I mean, it kinda does. I certainly played quite a bit of it and enjoyed that time spent, but to me it’s an all-too-real glimpse at what could be done with game preservation and re-releases, not to mention what it says for immersion in VR, the ability to deliver us to a familiar time and place.
Though designed as an Oculus tech demo, New Retro Arcade plays fine on a 2D screen, still able to engulf you in the sights and sounds of a cramped arcade. It’s dark and loud, often abrasively so, your eyes unable to escape the combination of neon and scan lines wherever you turn, nearly tripping over empty pizza boxes and cassette tapes that have been thrown to the floor. As the only person inside, you feel less like a patron than an eccentric owner playing with his toys after hours, the aftermath of a long day of business left strewn around you.
That’s what the game is, in a nutshell – not only is it a playground, but it’s your playground, an open platform to be distorted to your will. The various arcade cabinets really just serve as an emulator front end, no different than the SNES console sitting near the back of the joint. The cassette tapes and boombox point to internet radio. Everything can be changed, from the games themselves, to the art of the cabinets, even the various movie posters that adorn the walls. It’s a fairly wide open platform for you to let your imagination go wild and create the arcade of your dreams. The sheer possibilities are only rivaled by the amount of work likely required to execute on them, which is why my fighting game haven has yet to make it past the blueprinting stages. In a related note, it’s way harder than it should be to find Mortal Kombat cabinet art on the internet. This and cat pictures are what the internet were created for, dammit.

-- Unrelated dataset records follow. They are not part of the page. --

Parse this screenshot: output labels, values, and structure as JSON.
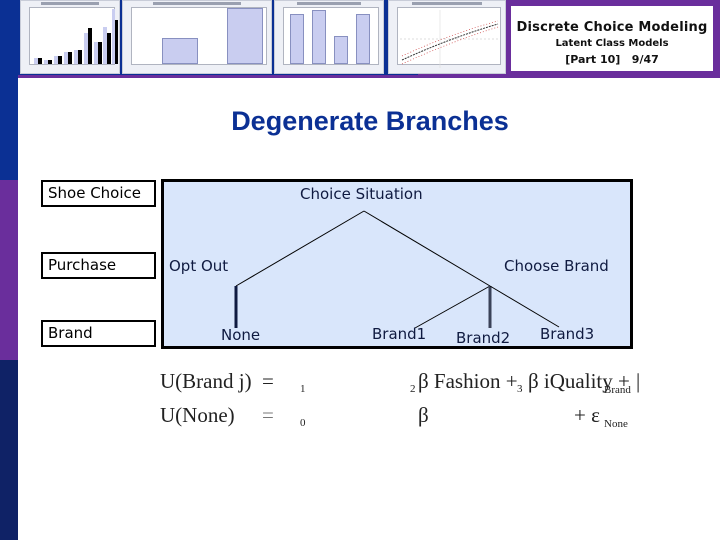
{
  "header": {
    "course_title": "Discrete Choice Modeling",
    "subtitle": "Latent Class Models",
    "part": "[Part  10]",
    "page": "9/47"
  },
  "colors": {
    "brand_blue": "#0b3094",
    "brand_purple": "#6a2e9c",
    "dark_navy": "#0f2266",
    "tree_fill": "#d9e6fb"
  },
  "slide": {
    "title": "Degenerate Branches"
  },
  "levels": [
    {
      "label": "Shoe Choice"
    },
    {
      "label": "Purchase"
    },
    {
      "label": "Brand"
    }
  ],
  "tree": {
    "root": "Choice Situation",
    "branches": [
      "Opt Out",
      "Choose Brand"
    ],
    "leaves": [
      "None",
      "Brand1",
      "Brand2",
      "Brand3"
    ]
  },
  "equations": [
    {
      "lhs": "U(Brand j)",
      "eq": "=",
      "sub1": "1",
      "sub2": "2",
      "body1": "β Fashion +",
      "sub3": "3",
      "body2": "β iQuality +",
      "err_sub": "Brand",
      "tail": "|"
    },
    {
      "lhs": "U(None)",
      "eq": "=",
      "sub1": "0",
      "body1": "β",
      "err": "+ ε",
      "err_sub": "None"
    }
  ]
}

Through a modest modding community, there are certainly still ways to customize the experience without too much headache, but the real draw for me is the way presentation is handled. Each cabinet feels like a working machine, glowing and ready even without you playing. When you step forward, you can look down and see the joystick and buttons click as you touch them. In an industry that loves its compilations and re-releases, this should be the way they’re presented from this point forward. With just a little bit of progression and context, New Retro Arcade could easily be a Namco collection, the story of you as a bright-eyed kid in the 80s determined to beat the high score of the punk that stole your lunch money and Iron Maiden tape. The next week, it could be your goal to impress Judy with your mad bowling skills or help her get through a stage in Galaga that had been giving her trouble. Instead of giving us simple menus and occasional glances at concept art, it’s time to recognize that the medium we’re working in can deliver us to virtual worlds, but doesn’t have to exclude ones we’ve been to before, even if it means we’re playing a game just so we can play more games.
All it would take is a little attention and a lot of care. This is why New Retro Arcade is so bittersweet. It’s the closest we may ever get, anything close to an “official” release working under the same concept likely nothing more than a pipe dream. Without that, we’re still left with this bit of clay to mold ourselves.
I have to admit, it’s an attractive bit of clay. Every time I look at it, I can’t help but think of all the beautiful things I’d like to create with it.